There’s a misconception that social media is the best way for authors and publishers to promote their books. But ask any web marketing expert, and he or she will tell you that e-mail remains one of the most effective ways to drive sales. That’s why building your author mailing list is so important even before you publish.
Building the list is step one. Using it effectively to sell books is the all-important step two.
How to Market Books by E-mail
The inspiration for this post came when I received four book marketing e-mails within a couple of days. These were all from opt-in mailing lists that I joined, because I wanted to see how they go about selling books:
We have four contenders here, all with different positions in the market. Note, the links below will take you to their sign-up pages.

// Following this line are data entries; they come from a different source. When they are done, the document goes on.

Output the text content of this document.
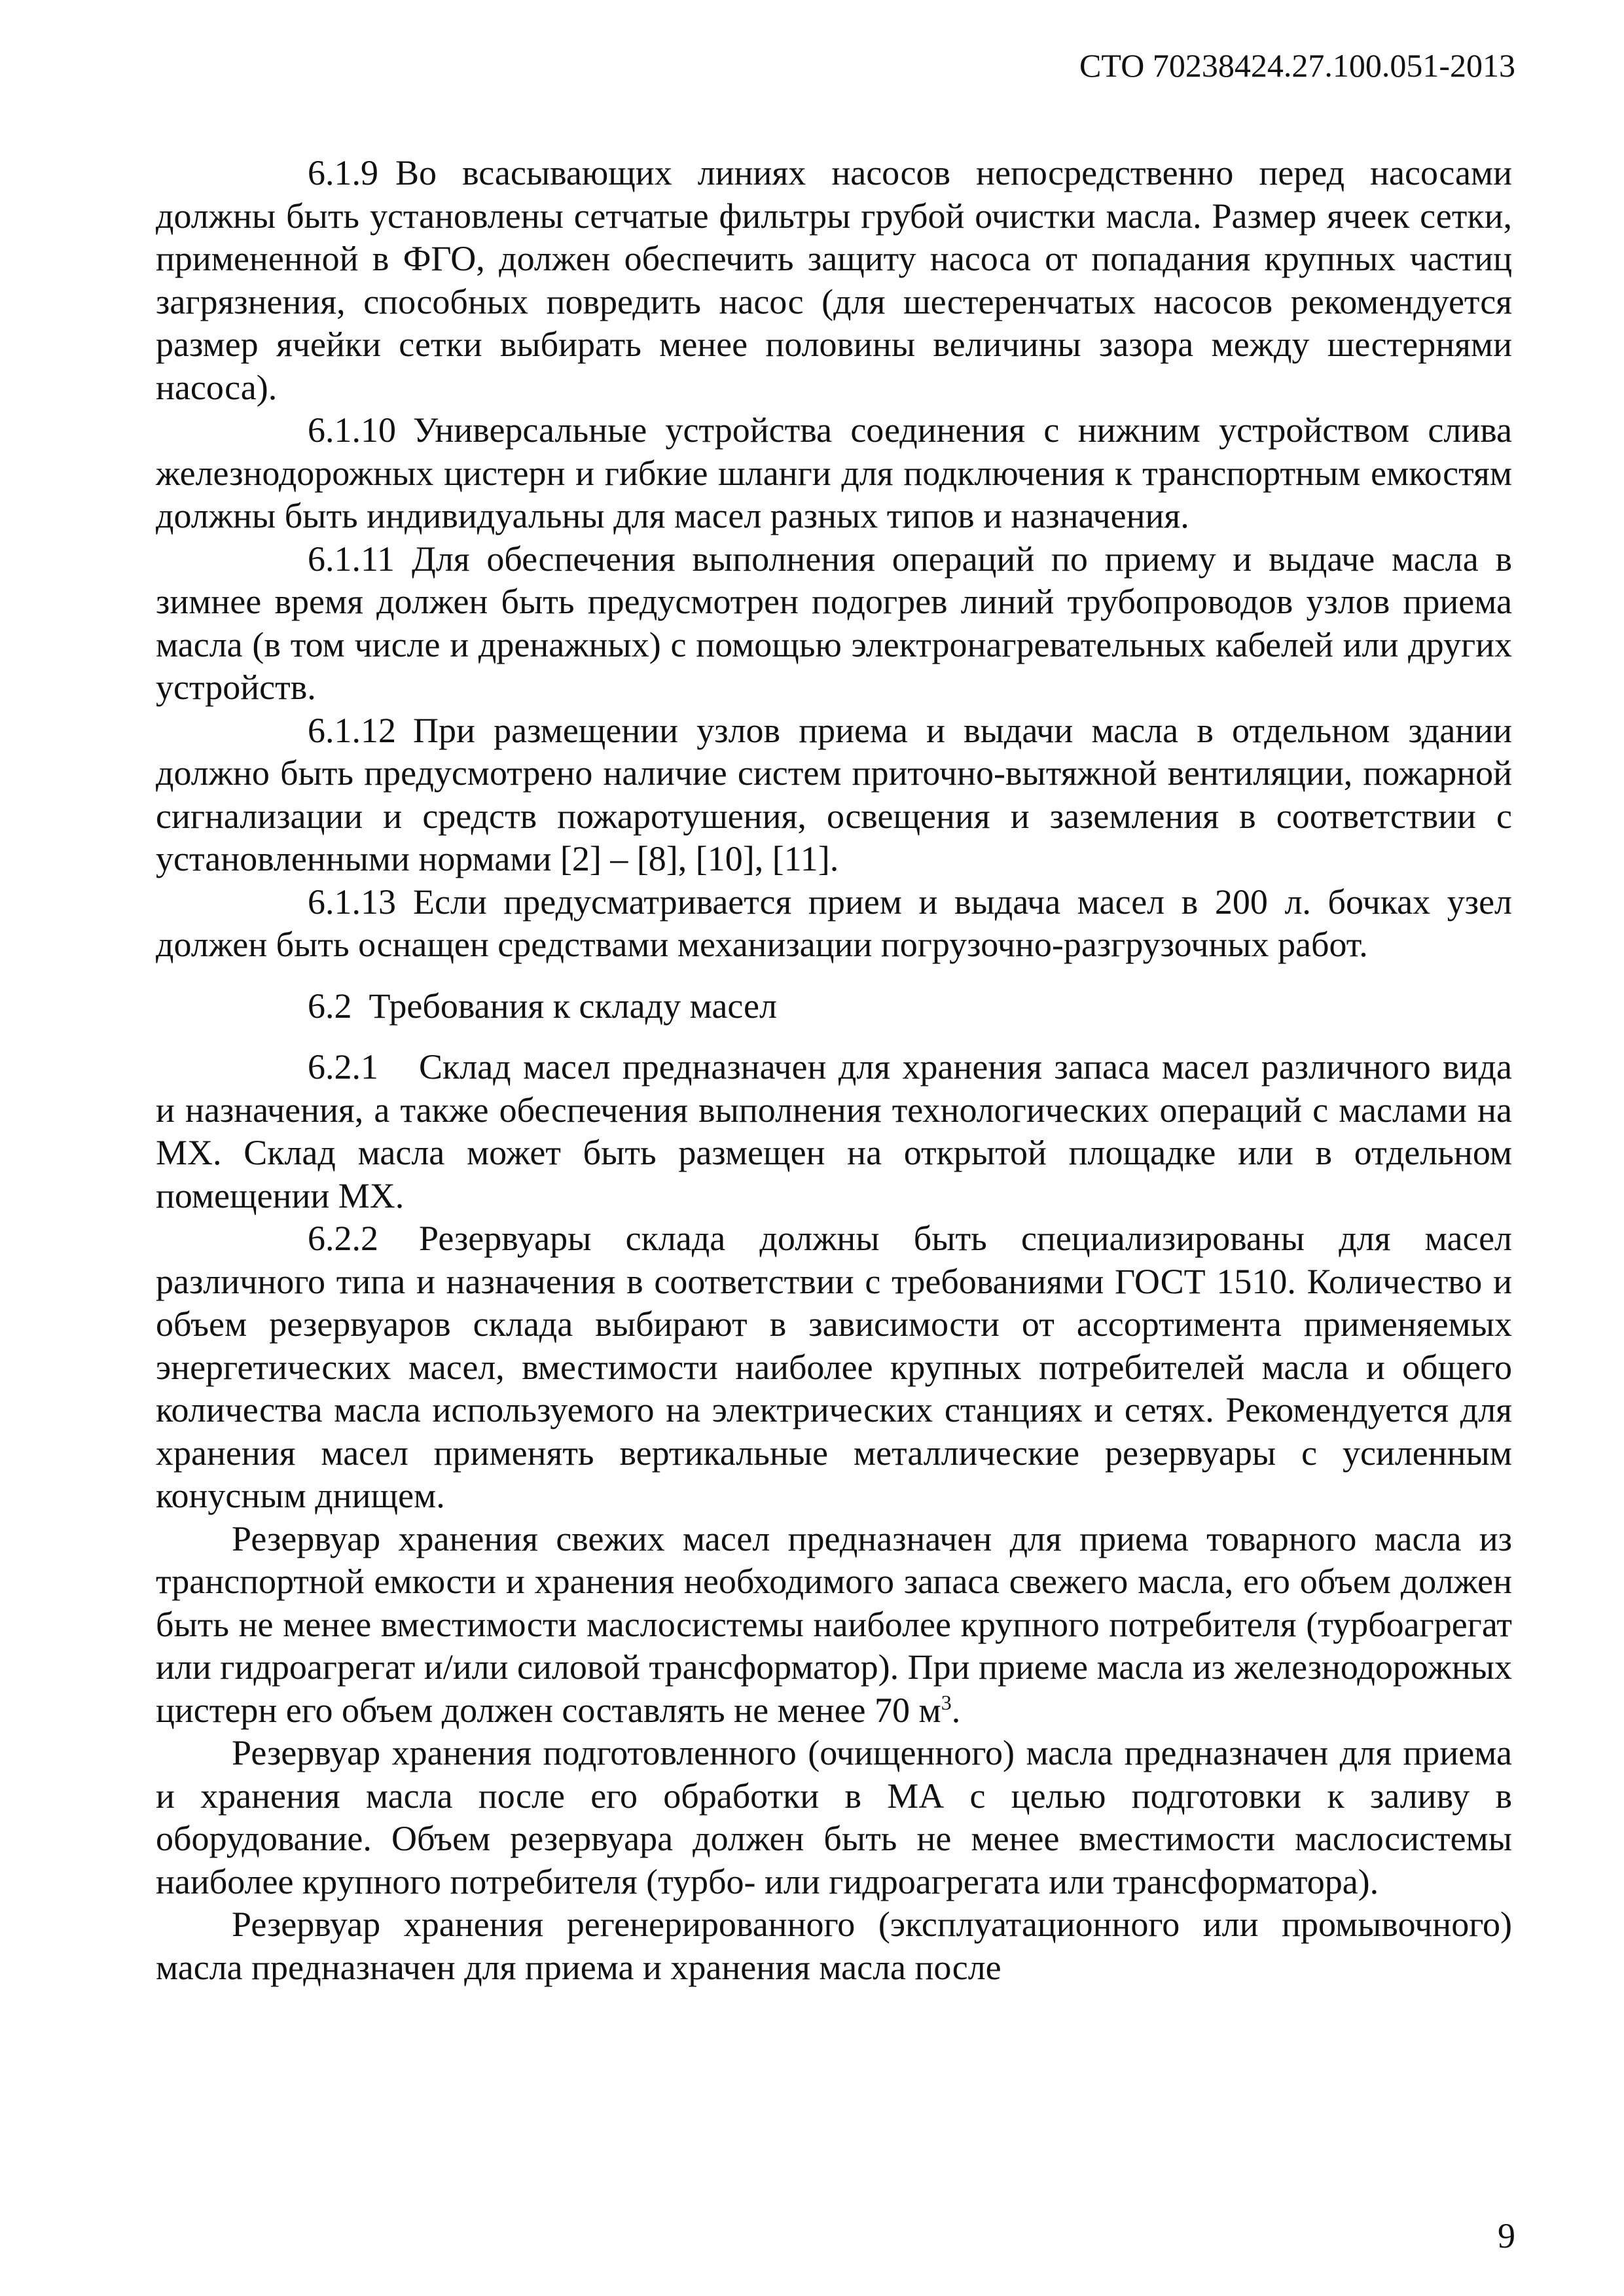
СТО 70238424.27.100.051-2013

6.1.9 Во всасывающих линиях насосов непосредственно перед насосами должны быть установлены сетчатые фильтры грубой очистки масла. Размер ячеек сетки, примененной в ФГО, должен обеспечить защиту насоса от попадания крупных частиц загрязнения, способных повредить насос (для шестеренчатых насосов рекомендуется размер ячейки сетки выбирать менее половины величины зазора между шестернями насоса).

6.1.10 Универсальные устройства соединения с нижним устройством слива железнодорожных цистерн и гибкие шланги для подключения к транспортным емкостям должны быть индивидуальны для масел разных типов и назначения.

6.1.11 Для обеспечения выполнения операций по приему и выдаче масла в зимнее время должен быть предусмотрен подогрев линий трубопроводов узлов приема масла (в том числе и дренажных) с помощью электронагревательных кабелей или других устройств.

6.1.12 При размещении узлов приема и выдачи масла в отдельном здании должно быть предусмотрено наличие систем приточно-вытяжной вентиляции, пожарной сигнализации и средств пожаротушения, освещения и заземления в соответствии с установленными нормами [2] – [8], [10], [11].

6.1.13 Если предусматривается прием и выдача масел в 200 л. бочках узел должен быть оснащен средствами механизации погрузочно-разгрузочных работ.

6.2 Требования к складу масел

6.2.1 Склад масел предназначен для хранения запаса масел различного вида и назначения, а также обеспечения выполнения технологических операций с маслами на МХ. Склад масла может быть размещен на открытой площадке или в отдельном помещении МХ.

6.2.2 Резервуары склада должны быть специализированы для масел различного типа и назначения в соответствии с требованиями ГОСТ 1510. Количество и объем резервуаров склада выбирают в зависимости от ассортимента применяемых энергетических масел, вместимости наиболее крупных потребителей масла и общего количества масла используемого на электрических станциях и сетях. Рекомендуется для хранения масел применять вертикальные металлические резервуары с усиленным конусным днищем.

Резервуар хранения свежих масел предназначен для приема товарного масла из транспортной емкости и хранения необходимого запаса свежего масла, его объем должен быть не менее вместимости маслосистемы наиболее крупного потребителя (турбоагрегат или гидроагрегат и/или силовой трансформатор). При приеме масла из железнодорожных цистерн его объем должен составлять не менее 70 $м^3$.

Резервуар хранения подготовленного (очищенного) масла предназначен для приема и хранения масла после его обработки в МА с целью подготовки к заливу в оборудование. Объем резервуара должен быть не менее вместимости маслосистемы наиболее крупного потребителя (турбо- или гидроагрегата или трансформатора).

Резервуар хранения регенерированного (эксплуатационного или промывочного) масла предназначен для приема и хранения масла после

9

- BookPerk an e-mail service by HarperCollins that offers “e-book bargains, sneak peeks, special offers, and more– delivered straight to your inbox” in the form of a daily e-mail.
- Tor.com, the relatively new digital-first imprint of a major SF/F publisher that focuses on novellas. This e-mail coincides with the official launch of their first titles, which has been the subject of a major promotional push for over a year.
- BookBub, a book discovery (for readers) and promotion (for publishers) e-mail service provider. I’ve opted in to the “science fiction” and “fantasy” e-mail lists, so my daily e-mail usually has one selected deal (discounted/free e-book) from each genre. See also my BookBub analysis.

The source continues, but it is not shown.